Movie's stars, fans in from far away for Creaturefest Return to the Black Lagoon
Mark Hinson
Tallahassee Democrat

It's not every day you get to meet The Creature From the Black Lagoon in his natural habitat.

Fans from as far away as Michigan and California began arriving at Wakulla Springs Lodge on Friday for this weekend's Creaturefest 2002.

This year's movie festival, sponsored by The Tallahassee Film Society, became a hot ticket when "Creature from the Black Lagoon" stars Ben Chapman, Ginger Stanley and Julie Adams agreed to attend.

"I'm a fan of all the classic ones and 'Creature From the Black Lagoon' is at the top of my list," Joe DeMaria of Pennsylvania said as he chatted with Adams on the lawn of the lodge. "I never get tired of watching it. I've never seen you at any of the other ('Creature') conventions."

"This is my first one," Adams said. "I don't know why I've dragged my feet. This is fun."

In the original 1954 film, Adams starred as Kay Lawrence, the young woman who becomes the object of Gill-Man's affections during a trip down the Amazon.

Adams and Chapman, who played The Creature on land, shot all their scenes on a back lot in Hollywood. The backgrounds and underwater stunts were filmed at Wakulla Springs in November of 1953 with Ricou Browning playing The Creature.

"So, you see, Julie and I are coming back to the lagoon we've never been to," Chapman said.

Stanley served as Adams' swimming double. The two met for the first time at Creaturefest.

"Julie is charming and beautiful," Stanley said. "I've followed her career and have been watching her on reruns of 'Murder She Wrote.' We've done a lot of talking about our careers and how we ended up where we did. Our lives have both been adventures."

"She made me look great (in the film)," Adams said. "I'm a good swimmer but not like Ginger."

All three actors, who are now in their 70s, agreed that they never predicted that "Creature From the Black Lagoon" would have such staying power.

"The last thing we all expected was to be standing here talking about this movie almost 50 years later," Adams said.

"It was a B movie that took off," Chapman said. "No one was taking it seriously. We all had a good time on the set. It was like family. We also had a good director who knew what he wanted."

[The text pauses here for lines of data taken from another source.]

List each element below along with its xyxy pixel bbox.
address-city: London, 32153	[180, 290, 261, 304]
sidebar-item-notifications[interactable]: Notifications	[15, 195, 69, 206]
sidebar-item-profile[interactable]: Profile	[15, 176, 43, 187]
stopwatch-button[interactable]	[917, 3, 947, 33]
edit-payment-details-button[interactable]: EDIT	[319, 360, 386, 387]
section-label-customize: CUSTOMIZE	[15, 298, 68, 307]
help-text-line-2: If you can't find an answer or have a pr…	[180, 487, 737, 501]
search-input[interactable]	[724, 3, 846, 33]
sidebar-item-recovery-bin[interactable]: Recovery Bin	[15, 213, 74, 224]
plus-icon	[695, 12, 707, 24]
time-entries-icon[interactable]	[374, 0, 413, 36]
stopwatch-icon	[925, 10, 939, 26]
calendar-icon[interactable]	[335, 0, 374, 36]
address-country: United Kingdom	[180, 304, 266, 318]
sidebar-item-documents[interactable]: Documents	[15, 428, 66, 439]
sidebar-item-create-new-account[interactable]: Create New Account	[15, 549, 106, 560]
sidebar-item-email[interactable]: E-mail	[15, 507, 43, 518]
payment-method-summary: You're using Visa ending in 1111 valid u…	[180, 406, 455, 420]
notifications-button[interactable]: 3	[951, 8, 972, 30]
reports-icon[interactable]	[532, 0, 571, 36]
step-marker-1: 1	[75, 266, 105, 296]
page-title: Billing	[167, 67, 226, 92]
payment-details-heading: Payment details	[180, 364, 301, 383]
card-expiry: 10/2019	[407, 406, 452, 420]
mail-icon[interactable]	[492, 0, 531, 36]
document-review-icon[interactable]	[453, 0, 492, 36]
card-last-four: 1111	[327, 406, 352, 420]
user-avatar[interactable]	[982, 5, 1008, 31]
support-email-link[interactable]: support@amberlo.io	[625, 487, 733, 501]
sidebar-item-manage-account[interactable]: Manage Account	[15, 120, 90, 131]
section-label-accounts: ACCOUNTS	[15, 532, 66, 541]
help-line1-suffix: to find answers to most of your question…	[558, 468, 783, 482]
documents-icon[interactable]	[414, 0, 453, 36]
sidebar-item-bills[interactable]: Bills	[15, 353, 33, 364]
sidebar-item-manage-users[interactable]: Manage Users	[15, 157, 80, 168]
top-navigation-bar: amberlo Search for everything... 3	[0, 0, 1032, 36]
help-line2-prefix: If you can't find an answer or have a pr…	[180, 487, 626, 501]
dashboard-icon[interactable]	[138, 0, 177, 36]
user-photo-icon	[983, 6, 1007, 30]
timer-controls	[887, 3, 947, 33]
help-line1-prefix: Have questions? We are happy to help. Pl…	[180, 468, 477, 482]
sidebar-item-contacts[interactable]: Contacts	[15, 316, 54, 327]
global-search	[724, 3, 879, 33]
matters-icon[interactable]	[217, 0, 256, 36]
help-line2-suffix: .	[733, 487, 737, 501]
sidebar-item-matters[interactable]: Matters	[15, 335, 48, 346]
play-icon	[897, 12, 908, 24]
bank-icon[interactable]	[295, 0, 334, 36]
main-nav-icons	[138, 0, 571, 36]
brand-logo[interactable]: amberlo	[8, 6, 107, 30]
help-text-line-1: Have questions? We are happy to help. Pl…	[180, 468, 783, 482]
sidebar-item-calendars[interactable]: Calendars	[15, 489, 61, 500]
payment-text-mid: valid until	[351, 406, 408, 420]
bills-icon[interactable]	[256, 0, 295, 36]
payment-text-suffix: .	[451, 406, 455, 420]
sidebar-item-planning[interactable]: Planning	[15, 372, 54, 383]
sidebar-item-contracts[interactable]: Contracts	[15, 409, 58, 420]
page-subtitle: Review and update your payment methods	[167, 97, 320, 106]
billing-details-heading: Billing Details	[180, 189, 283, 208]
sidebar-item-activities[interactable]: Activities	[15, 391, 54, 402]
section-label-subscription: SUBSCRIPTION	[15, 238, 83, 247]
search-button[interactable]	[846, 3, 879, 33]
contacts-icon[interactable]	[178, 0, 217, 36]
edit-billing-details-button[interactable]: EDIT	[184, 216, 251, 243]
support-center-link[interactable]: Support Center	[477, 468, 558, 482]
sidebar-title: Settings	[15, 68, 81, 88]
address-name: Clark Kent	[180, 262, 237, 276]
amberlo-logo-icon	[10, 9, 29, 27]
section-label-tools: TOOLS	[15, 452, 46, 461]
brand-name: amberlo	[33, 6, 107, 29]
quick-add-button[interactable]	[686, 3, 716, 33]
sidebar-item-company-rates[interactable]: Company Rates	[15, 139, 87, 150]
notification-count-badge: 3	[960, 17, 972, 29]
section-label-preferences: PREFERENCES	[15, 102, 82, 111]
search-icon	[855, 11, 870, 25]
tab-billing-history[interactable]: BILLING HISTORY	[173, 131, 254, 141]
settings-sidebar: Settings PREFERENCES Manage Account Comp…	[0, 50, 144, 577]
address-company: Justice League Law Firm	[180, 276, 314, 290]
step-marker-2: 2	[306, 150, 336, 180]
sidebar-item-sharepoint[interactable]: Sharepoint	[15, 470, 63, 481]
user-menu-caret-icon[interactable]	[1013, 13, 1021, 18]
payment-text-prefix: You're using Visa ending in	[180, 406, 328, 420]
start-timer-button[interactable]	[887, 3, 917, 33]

"Creature" director Jack Arnold, who died in 1992, is also being honored at Creaturefest. Besides screenings of his most memorable film, the Tallahassee Film Society is presenting "It Came From Outer Space," "Monster on the Campus," "Tarantula" and "Revenge of the Creature."

When asked what he thought of Universal Studios' recent announcement that it would remake "Creature From the Black Lagoon," Chapman rolled his eyes.

"Here we go again," Chapman said. "Once a movie becomes a classic, they should put it on a shelf and not bother it. This is a movie that touched people. They should leave it alone."